Political dissident Light Shubeilat poured salt on the wounds of the king, telling Lebanese Al-Ahbar that Jordan was deposed by Saudi Arabia as a military subject of Israel.

Such overt insults to royal power are not accidental. They remind the royal court that public opinion in Jordan is not so easy to buy these days.

What Jordanians think makes sense, and it is also a factor limiting Salman’s influence, because, being an absolute monarch, he has no idea what civil society or public opinion is.

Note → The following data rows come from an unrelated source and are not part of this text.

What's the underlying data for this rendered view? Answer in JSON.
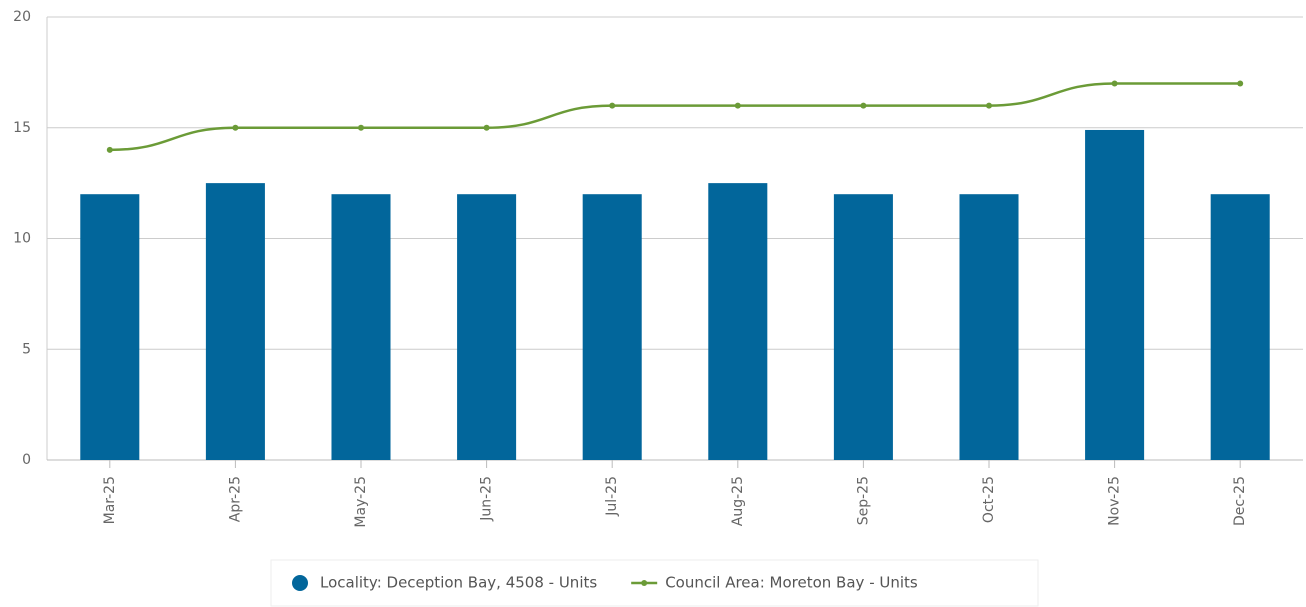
{
  "chart_data": {
    "type": "bar",
    "categories": [
      "Mar-25",
      "Apr-25",
      "May-25",
      "Jun-25",
      "Jul-25",
      "Aug-25",
      "Sep-25",
      "Oct-25",
      "Nov-25",
      "Dec-25"
    ],
    "series": [
      {
        "name": "Locality: Deception Bay, 4508 - Units",
        "type": "bar",
        "color": "#02669b",
        "values": [
          12,
          12.5,
          12,
          12,
          12,
          12.5,
          12,
          12,
          14.9,
          12
        ]
      },
      {
        "name": "Council Area: Moreton Bay - Units",
        "type": "line",
        "color": "#6b9b37",
        "values": [
          14,
          15,
          15,
          15,
          16,
          16,
          16,
          16,
          17,
          17
        ]
      }
    ],
    "ylim": [
      0,
      20
    ],
    "yticks": [
      0,
      5,
      10,
      15,
      20
    ],
    "grid": true
  }
}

For various reasons, both the east coast and the Palestinian part of the Jordanian population are strongly opposed by Saudi support for Israel’s claims that Palestinian refugees have lost their right to return.

This in itself is considered an existential threat to Jordan’s stability. But there are other threats. The American recognition of Jerusalem as the capital of Israel challenges the Hashemite custody of the holy sites in Jerusalem, as well as the Palestinian demand supported by the League of Arab States that East Jerusalem is the capital of a Palestinian state.

Whether he wants it or not, these are not the problems that King Abdullah can circumvent. Now his legitimacy depends on his role as the keeper of holy places more than ever.

Saudi Arabia has every reason to believe that a wave of public power in Jordan could easily spread across borders. The growing importance of Kuwait and Qatar as independent Gulf players and donors for Jordan also gives King Abdullah a chance to carry out political reform in Jordan. If he does not, there will be ominous omens.